There’s a deeper architectural story here too. The transformer, for all its power, was never designed with deliberation in mind. Its attention mechanism is brilliant at integrating information across a sequence, but every layer operates on the same sequence in the same direction. Newer hybrid designs are exploring what happens when you let certain layers loop — processing the same representation repeatedly, with each pass conditioned on the previous one. This is reminiscent of recurrent networks in structure but implemented in ways that preserve the parallelism and stability that made transformers trainable at scale. Getting that balance right is a serious engineering challenge, and several research groups are still working out the details.

What makes this moment feel genuinely pivotal is that latent reasoning doesn’t just improve existing capabilities incrementally. It potentially changes the category of problem that’s addressable. Tasks requiring deep search — not just retrieval, but genuine exploration of a solution space — have historically needed external scaffolding: explicit tree-search algorithms, verifiers, tool calls. The promise of latent reasoning is that some of that search could be internalized, baked into a model’s forward pass in a way that’s fluid and trainable end-to-end rather than bolted on as infrastructure.

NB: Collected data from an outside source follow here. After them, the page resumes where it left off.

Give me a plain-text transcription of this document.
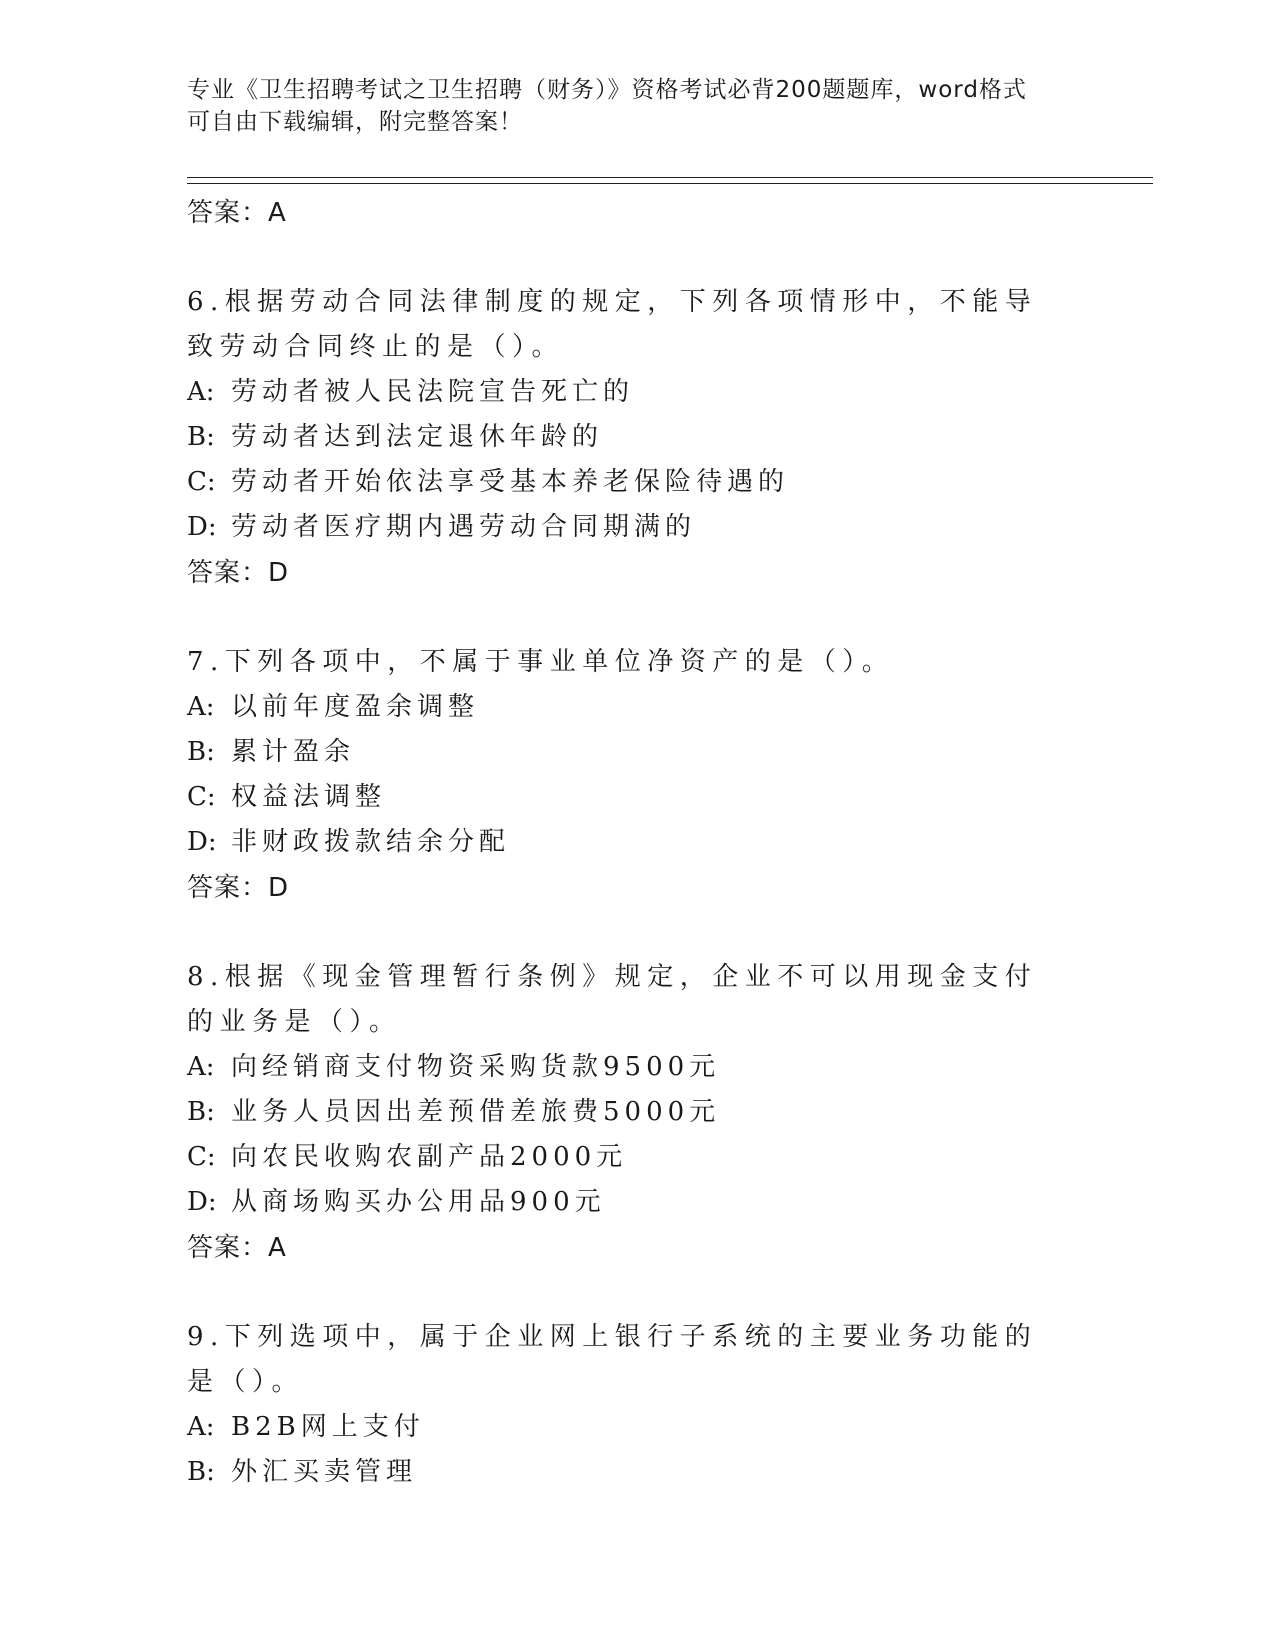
专业《卫生招聘考试之卫生招聘（财务）》资格考试必背200题题库，word格式
可自由下载编辑，附完整答案！
答案：A
6.根据劳动合同法律制度的规定，下列各项情形中，不能导致劳动合同终止的是（）。
A: 劳动者被人民法院宣告死亡的
B: 劳动者达到法定退休年龄的
C: 劳动者开始依法享受基本养老保险待遇的
D: 劳动者医疗期内遇劳动合同期满的
答案：D
7.下列各项中，不属于事业单位净资产的是（）。
A: 以前年度盈余调整
B: 累计盈余
C: 权益法调整
D: 非财政拨款结余分配
答案：D
8.根据《现金管理暂行条例》规定，企业不可以用现金支付的业务是（）。
A: 向经销商支付物资采购货款9500元
B: 业务人员因出差预借差旅费5000元
C: 向农民收购农副产品2000元
D: 从商场购买办公用品900元
答案：A
9.下列选项中，属于企业网上银行子系统的主要业务功能的是（）。
A: B2B网上支付
B: 外汇买卖管理
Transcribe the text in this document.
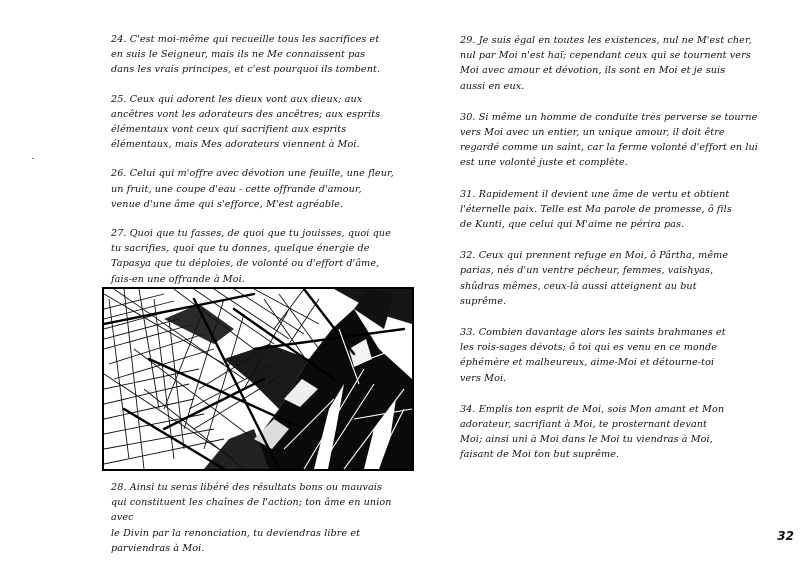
24. C'est moi-même qui recueille tous les sacrifices et
en suis le Seigneur, mais ils ne Me connaissent pas
dans les vrais principes, et c'est pourquoi ils tombent.

25. Ceux qui adorent les dieux vont aux dieux; aux
ancêtres vont les adorateurs des ancêtres; aux esprits
élémentaux vont ceux qui sacrifient aux esprits
élémentaux, mais Mes adorateurs viennent à Moi.

26. Celui qui m'offre avec dévotion une feuille, une fleur,
un fruit, une coupe d'eau - cette offrande d'amour,
venue d'une âme qui s'efforce, M'est agréable.

27. Quoi que tu fasses, de quoi que tu jouisses, quoi que
tu sacrifies, quoi que tu donnes, quelque énergie de
Tapasya que tu déploies, de volonté ou d'effort d'âme,
fais-en une offrande à Moi.

28. Ainsi tu seras libéré des résultats bons ou mauvais
qui constituent les chaînes de l'action; ton âme en union avec
le Divin par la renonciation, tu deviendras libre et
parviendras à Moi.

29. Je suis égal en toutes les existences, nul ne M'est cher,
nul par Moi n'est haï; cependant ceux qui se tournent vers
Moi avec amour et dévotion, ils sont en Moi et je suis
aussi en eux.

30. Si même un homme de conduite très perverse se tourne
vers Moi avec un entier, un unique amour, il doit être
regardé comme un saint, car la ferme volonté d'effort en lui
est une volonté juste et complète.

31. Rapidement il devient une âme de vertu et obtient
l'éternelle paix. Telle est Ma parole de promesse, ô fils
de Kunti, que celui qui M'aime ne périra pas.

32. Ceux qui prennent refuge en Moi, ô Pârtha, même
parias, nés d'un ventre pécheur, femmes, vaishyas,
shûdras mêmes, ceux-là aussi atteignent au but
suprême.

33. Combien davantage alors les saints brahmanes et
les rois-sages dévots; ô toi qui es venu en ce monde
éphémère et malheureux, aime-Moi et détourne-toi
vers Moi.

34. Emplis ton esprit de Moi, sois Mon amant et Mon
adorateur, sacrifiant à Moi, te prosternant devant
Moi; ainsi uni à Moi dans le Moi tu viendras à Moi,
faisant de Moi ton but suprême.

32
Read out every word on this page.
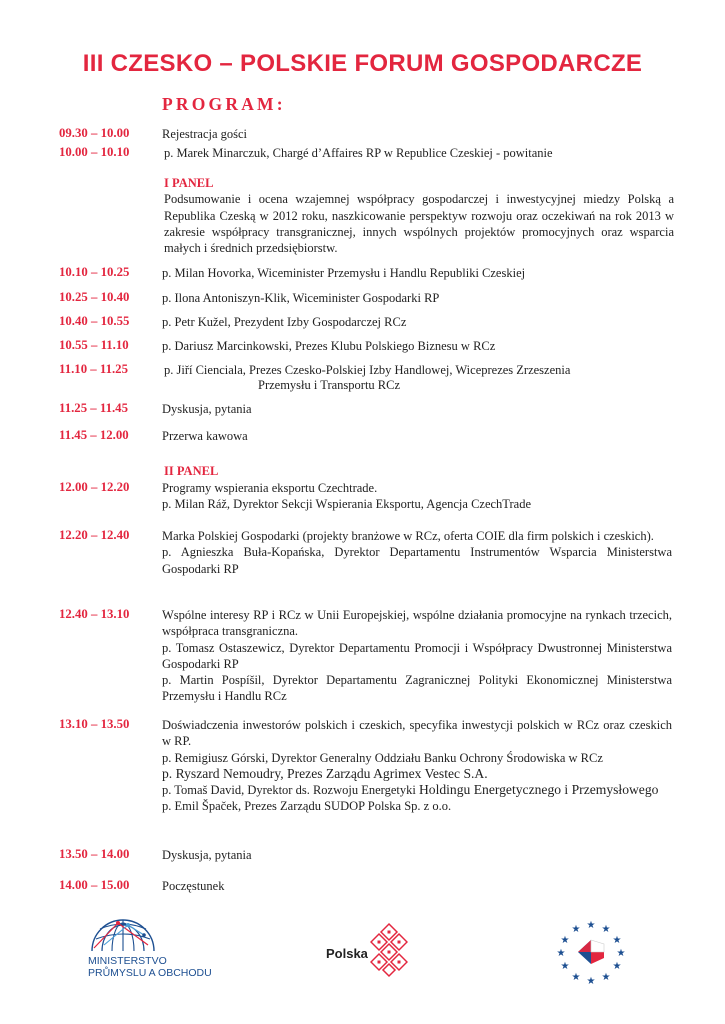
III CZESKO – POLSKIE FORUM GOSPODARCZE
PROGRAM:
09.30 – 10.00	Rejestracja gości
10.00 – 10.10	p. Marek Minarczuk, Chargé d’Affaires RP w Republice Czeskiej - powitanie
I PANEL
Podsumowanie i ocena wzajemnej współpracy gospodarczej i inwestycyjnej miedzy Polską a Republika Czeską w 2012 roku, naszkicowanie perspektyw rozwoju oraz oczekiwań na rok 2013 w zakresie współpracy transgranicznej, innych wspólnych projektów promocyjnych oraz wsparcia małych i średnich przedsiębiorstw.
10.10 – 10.25	p. Milan Hovorka, Wiceminister Przemysłu i Handlu Republiki Czeskiej
10.25 – 10.40	p. Ilona Antoniszyn-Klik, Wiceminister Gospodarki RP
10.40 – 10.55	p. Petr Kužel, Prezydent Izby Gospodarczej RCz
10.55 – 11.10	p. Dariusz Marcinkowski, Prezes Klubu Polskiego Biznesu w RCz
11.10 – 11.25	p. Jiří Cienciala, Prezes Czesko-Polskiej Izby Handlowej, Wiceprezes Zrzeszenia
Przemysłu i Transportu RCz
11.25 – 11.45	Dyskusja, pytania
11.45 – 12.00	Przerwa kawowa
II PANEL
12.00 – 12.20	Programy wspierania eksportu Czechtrade.
p. Milan Ráž, Dyrektor Sekcji Wspierania Eksportu, Agencja CzechTrade
12.20 – 12.40	Marka Polskiej Gospodarki (projekty branżowe w RCz, oferta COIE dla firm polskich i czeskich).
p. Agnieszka Buła-Kopańska, Dyrektor Departamentu Instrumentów Wsparcia Ministerstwa Gospodarki RP
12.40 – 13.10	Wspólne interesy RP i RCz w Unii Europejskiej, wspólne działania promocyjne na rynkach trzecich, współpraca transgraniczna.
p. Tomasz Ostaszewicz, Dyrektor Departamentu Promocji i Współpracy Dwustronnej Ministerstwa Gospodarki RP
p. Martin Pospíšil, Dyrektor Departamentu Zagranicznej Polityki Ekonomicznej Ministerstwa Przemysłu i Handlu RCz
13.10 – 13.50	Doświadczenia inwestorów polskich i czeskich, specyfika inwestycji polskich w RCz oraz czeskich w RP.
p. Remigiusz Górski, Dyrektor Generalny Oddziału Banku Ochrony Środowiska w RCz
p. Ryszard Nemoudry, Prezes Zarządu Agrimex Vestec S.A.
p. Tomaš David, Dyrektor ds. Rozwoju Energetyki Holdingu Energetycznego i Przemysłowego
p. Emil Špaček, Prezes Zarządu SUDOP Polska Sp. z o.o.
13.50 – 14.00	Dyskusja, pytania
14.00 – 15.00	Poczęstunek
MINISTERSTVO
PRŮMYSLU A OBCHODU
Polska
★ ★
★
★
★
★
★
★
★
★
★
★
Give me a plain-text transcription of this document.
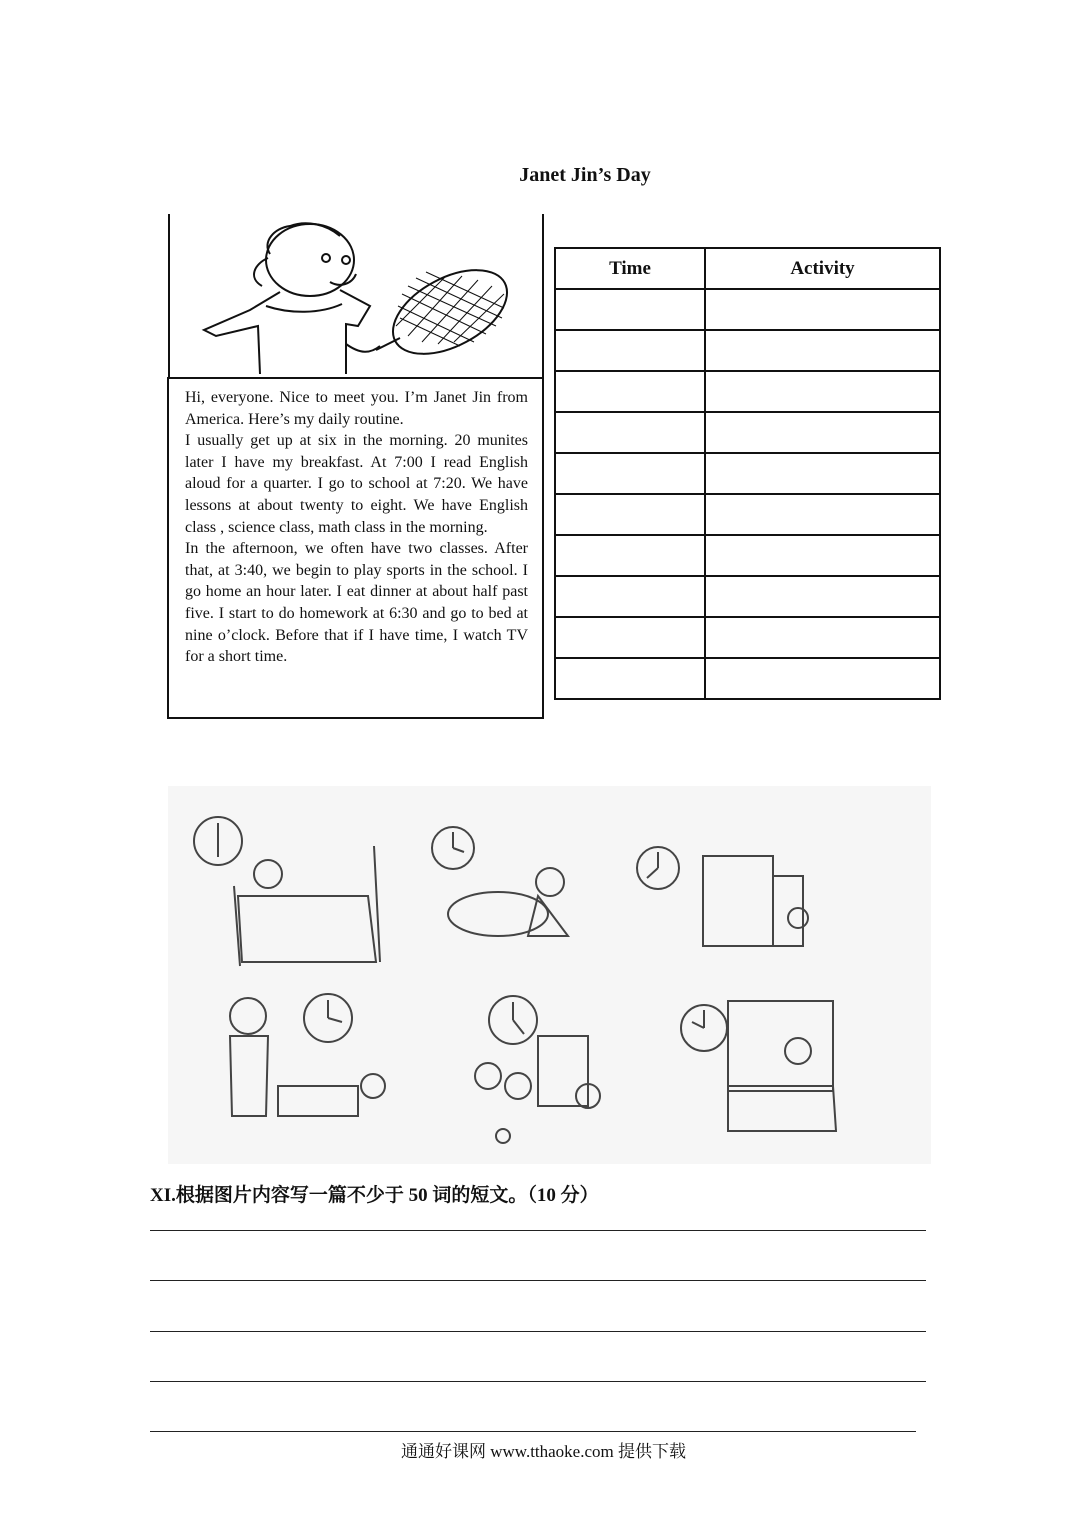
Janet Jin’s Day

Hi, everyone. Nice to meet you. I’m Janet Jin from America. Here’s my daily routine.

I usually get up at six in the morning. 20 munites later I have my breakfast. At 7:00 I read English aloud for a quarter. I go to school at 7:20. We have lessons at about twenty to eight. We have English class , science class, math class in the morning.

In the afternoon, we often have two classes. After that, at 3:40, we begin to play sports in the school. I go home an hour later. I eat dinner at about half past five. I start to do homework at 6:30 and go to bed at nine o’clock. Before that if I have time, I watch TV for a short time.

Time	Activity

XI.根据图片内容写一篇不少于 50 词的短文。（10 分）
通通好课网 www.tthaoke.com 提供下载
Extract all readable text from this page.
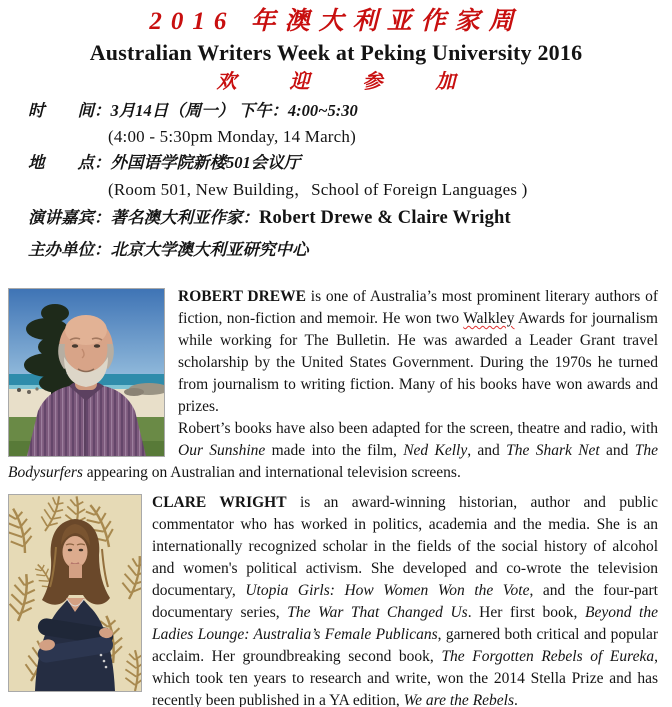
2016 年澳大利亚作家周
Australian Writers Week at Peking University 2016
欢 迎 参 加
时　　间： 3月14日（周一） 下午：4:00~5:30
(4:00 - 5:30pm Monday, 14 March)
地　　点： 外国语学院新楼501会议厅
(Room 501, New Building，School of Foreign Languages )
演讲嘉宾： 著名澳大利亚作家：Robert Drewe & Claire Wright
主办单位： 北京大学澳大利亚研究中心

ROBERT DREWE is one of Australia’s most prominent literary authors of fiction, non-fiction and memoir. He won two Walkley Awards for journalism while working for The Bulletin. He was awarded a Leader Grant travel scholarship by the United States Government. During the 1970s he turned from journalism to writing fiction. Many of his books have won awards and prizes.

Robert’s books have also been adapted for the screen, theatre and radio, with Our Sunshine made into the film, Ned Kelly, and The Shark Net and The Bodysurfers appearing on Australian and international television screens.

CLARE WRIGHT is an award-winning historian, author and public commentator who has worked in politics, academia and the media. She is an internationally recognized scholar in the fields of the social history of alcohol and women's political activism. She developed and co-wrote the television documentary, Utopia Girls: How Women Won the Vote, and the four-part documentary series, The War That Changed Us. Her first book, Beyond the Ladies Lounge: Australia’s Female Publicans, garnered both critical and popular acclaim. Her groundbreaking second book, The Forgotten Rebels of Eureka, which took ten years to research and write, won the 2014 Stella Prize and has recently been published in a YA edition, We are the Rebels.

We’re still in the early stages of understanding what these architectures can do at full scale. The theoretical picture is incomplete, the training dynamics are finicky, and the evaluation benchmarks haven’t caught up. But the trajectory is clear enough to be exciting: models that think before they speak, in representations richer than language, solving problems that currently require elaborate external systems to even approach. That’s a significant frontier, and the best work on it is still ahead.